8) La faillite de la bourgeoisie américaine, tout au long des années 1990, à imposer de façon durable son autorité, y compris à la suite de ses différentes opérations militaires, l’a conduite à rechercher un nouvel « ennemi » du « monde libre » et de la « démocratie », capable de ressouder derrière elle les principales puissances du monde, notamment celles qui avaient été ses alliées : le terrorisme islamique. Les attentats du 11 septembre 2001, dont il apparaît de plus en plus clairement (y compris aux yeux de plus d’un tiers de la population américaine et de la moitié des habitants de New York) qu’ils avaient été voulus, sinon préparés, par l’appareil d’état américain, devaient servir de point de départ de cette nouvelle croisade. Cinq ans après, l’échec de cette politique est patent. Si les attentats du 11 septembre ont permis aux États-Unis d’impliquer des pays comme la France et l’Allemagne dans leur intervention en Afghanistan, ils n’ont pas réussi à les entraîner dans leur aventure irakienne de 2003, réussissant même à susciter une alliance de circonstance entre ces deux pays et la Russie contre cette dernière intervention. Par la suite, certains de leurs « alliés » de la première heure au sein de la « coalition » qui est intervenue en Irak, tels l’Espagne et l’Italie, ont quitté le navire. Au final, la bourgeoisie américaine n’a atteint aucun des objectifs qu’elle s’était fixés officiellement ou officieusement : l’élimination des « armes de destruction de masse » en Irak, l’établissement d’une « démocratie » pacifique dans ce pays, la stabilisation et un retour à la paix de l’ensemble de la région sous l’égide américaine, le recul du terrorisme, l’adhésion de la population américaine aux interventions militaires de son gouvernement.

La question des « armes de destruction massive » a été réglée rapidement : très vite, il a été clair que les seules qui étaient présentes en Irak étaient celles apportées par la « coalition », ce qui, évidemment, a mis en évidence les mensonges de l’administration Bush pour « vendre » son projet d’invasion de ce pays.

Quant au recul du terrorisme, on peut constater que l’invasion en Irak ne lui a nullement coupé les ailes mais a constitué, au contraire, un puissant facteur de son développement, tant en Irak même que dans d’autres parties du monde, y compris dans les métropoles capitalistes, comme on a pu le voir à Madrid en mars 2004 et à Londres en juillet 2005.

Ainsi, l’établissement d’une « démocratie » pacifique en Irak s’est soldé par la mise en place d’un gouvernement fantoche qui ne peut conserver le moindre contrôle du pays sans le soutien massif des troupes américaines, « contrôle » qui se limite à quelques « zones de sécurité », laissant dans le reste du pays le champ libre aux massacres entre communautés chiites et sunnites ainsi qu’aux attentats terroristes qui ont fait plusieurs dizaines de milliers de victimes depuis le renversement de Saddam Hussein.

La stabilisation et la paix au Proche et Moyen-Orient n’ont jamais paru aussi éloignées : dans le conflit cinquantenaire entre Israël et la Palestine, ces dernières années ont vu une aggravation continue de la situation que les affrontements inter palestiniens entre Fatah et Hamas, de même que le discrédit considérable du gouvernement israélien ne peuvent que rendre encore plus dramatiques.
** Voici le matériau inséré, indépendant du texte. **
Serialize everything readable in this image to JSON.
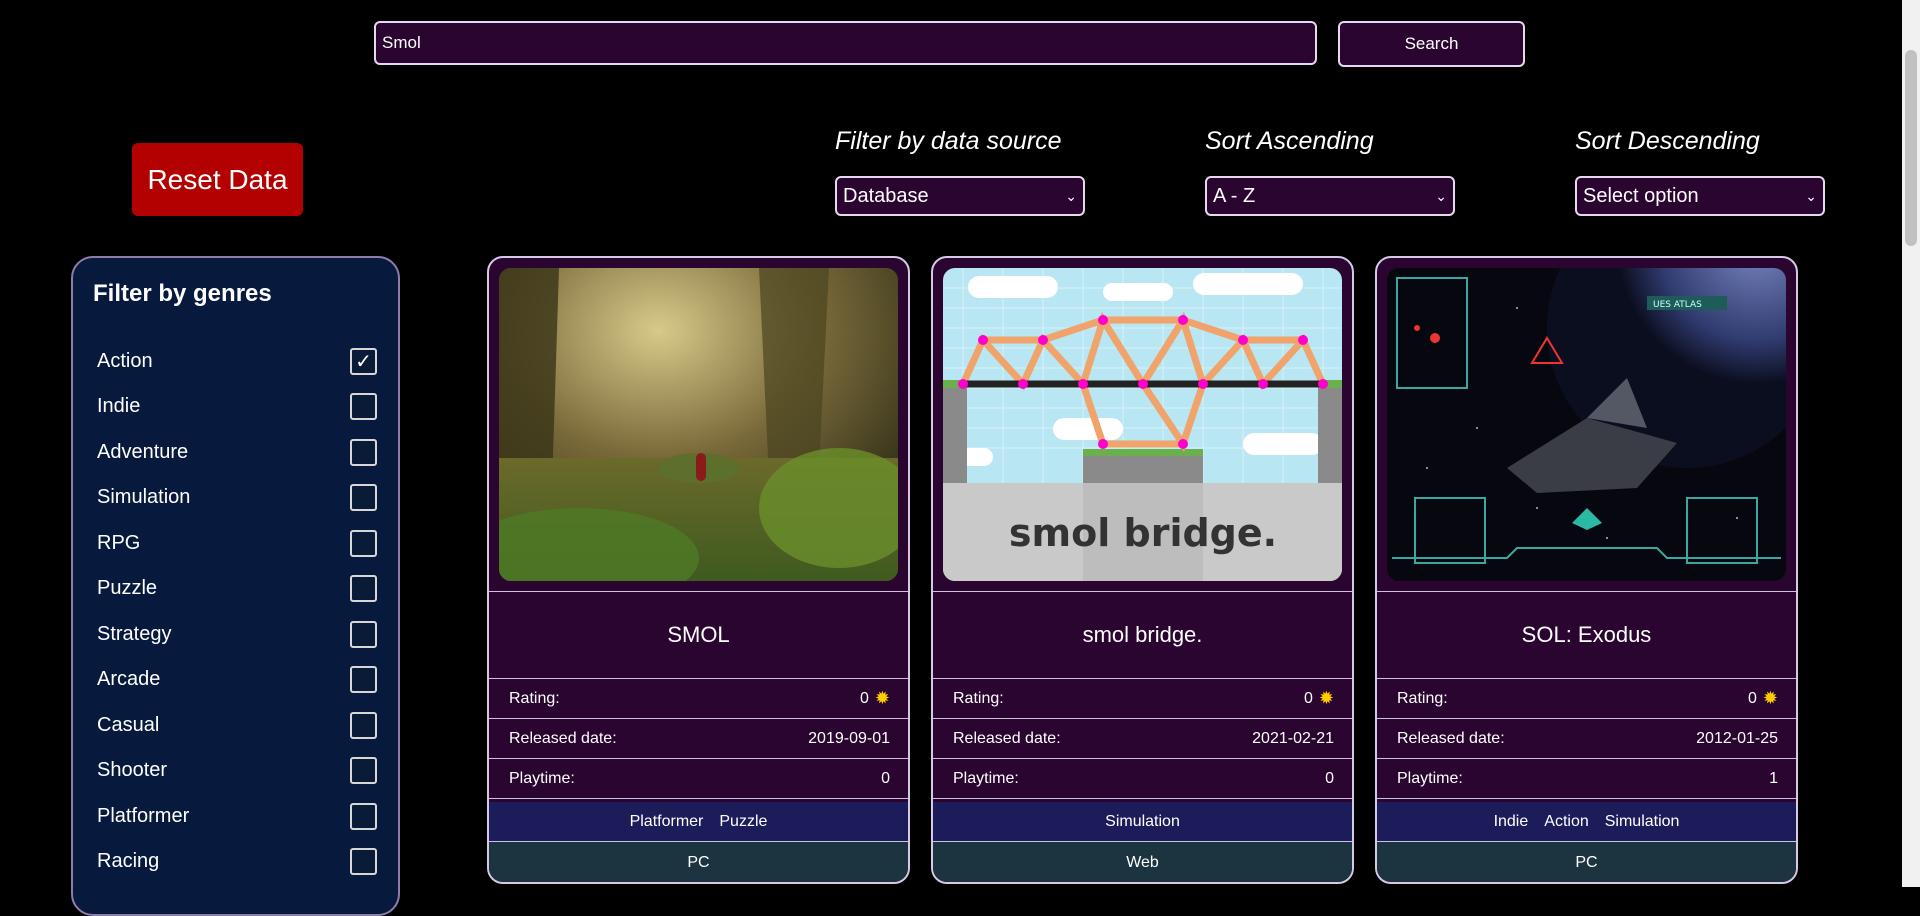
{
  "search": {
    "value": "Smol",
    "button_label": "Search"
  },
  "reset_label": "Reset Data",
  "filters": {
    "source": {
      "label": "Filter by data source",
      "selected": "Database"
    },
    "asc": {
      "label": "Sort Ascending",
      "selected": "A - Z"
    },
    "desc": {
      "label": "Sort Descending",
      "selected": "Select option"
    }
  },
  "genre_panel": {
    "title": "Filter by genres",
    "genres": [
      {
        "label": "Action",
        "checked": true,
        "mark": "✓"
      },
      {
        "label": "Indie",
        "checked": false,
        "mark": ""
      },
      {
        "label": "Adventure",
        "checked": false,
        "mark": ""
      },
      {
        "label": "Simulation",
        "checked": false,
        "mark": ""
      },
      {
        "label": "RPG",
        "checked": false,
        "mark": ""
      },
      {
        "label": "Puzzle",
        "checked": false,
        "mark": ""
      },
      {
        "label": "Strategy",
        "checked": false,
        "mark": ""
      },
      {
        "label": "Arcade",
        "checked": false,
        "mark": ""
      },
      {
        "label": "Casual",
        "checked": false,
        "mark": ""
      },
      {
        "label": "Shooter",
        "checked": false,
        "mark": ""
      },
      {
        "label": "Platformer",
        "checked": false,
        "mark": ""
      },
      {
        "label": "Racing",
        "checked": false,
        "mark": ""
      }
    ]
  },
  "labels": {
    "rating": "Rating:",
    "released": "Released date:",
    "playtime": "Playtime:"
  },
  "icons": {
    "rating": "sun-icon",
    "dropdown": "chevron-down-icon",
    "check": "checkmark-icon"
  },
  "colors": {
    "accent": "#2a0530",
    "reset": "#b30000",
    "panel": "#071a3d",
    "genres_bar": "#1c1c5a",
    "platform_bar": "#1b3440"
  },
  "games": [
    {
      "name": "SMOL",
      "rating": "0",
      "released": "2019-09-01",
      "playtime": "0",
      "genres": [
        "Platformer",
        "Puzzle"
      ],
      "platform": "PC"
    },
    {
      "name": "smol bridge.",
      "rating": "0",
      "released": "2021-02-21",
      "playtime": "0",
      "genres": [
        "Simulation"
      ],
      "platform": "Web",
      "image_text": "smol bridge."
    },
    {
      "name": "SOL: Exodus",
      "rating": "0",
      "released": "2012-01-25",
      "playtime": "1",
      "genres": [
        "Indie",
        "Action",
        "Simulation"
      ],
      "platform": "PC",
      "image_text": "UES ATLAS"
    }
  ]
}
La perte d’autorité du géant américain dans la région, suite à son échec cuisant en Irak, n’est évidemment pas étrangère à l’enlisement et la faillite du « processus de paix » dont il est le principal parain.

Cette perte d’autorité est également en partie responsable des difficultés croissantes des forces de l’OTAN en Afghanistan et de la perte de contrôle du gouvernement Karzaï sur le pays face aux Talibans.

Par ailleurs, l’audace croissante dont fait preuve l’Iran sur la question des préparatifs en vue d’obtenir l’arme atomique est une conséquence directe de l’enlisement des États-Unis en Irak qui leur interdit toute autre intervention militaire.

Enfin, la volonté de la bourgeoisie américaine de surmonter définitivement le « syndrome du Vietnam », c’est-à-dire la réticence au sein de la population des États-Unis face à l’envoi de soldats sur des champs de bataille, a abouti au résultat inverse à celui qui était escompté. Si, dans un premier temps, l’émotion provoquée par les attentats du 11 septembre avait permis un renforcement massif au sein de cette population des sentiments nationalistes, de la volonté d’une « union nationale » et de la détermination à s’impliquer dans la « guerre contre le terrorisme », le rejet de la guerre et de l’envoi des soldats américains sur les champs de bataille est revenu en force au cours des dernières années.

Aujourd’hui, en Irak, la bourgeoisie américaine se trouve dans une véritable impasse. D’un côté, tant du point de vue strictement militaire que du point de vue économique et politique, elle n’a pas les moyens d’engager dans ce pays les effectifs qui pourraient éventuellement lui permettre d’y « rétablir l’ordre ». De l’autre, elle ne peut pas se permettre de se retirer purement et simplement d’Irak sans, d’une part, afficher encore plus ouvertement la faillite totale de sa politique et, d’autre part, ouvrir les portes à une dislocation de l’Irak et à la déstabilisation encore bien plus considérable de l’ensemble de la région.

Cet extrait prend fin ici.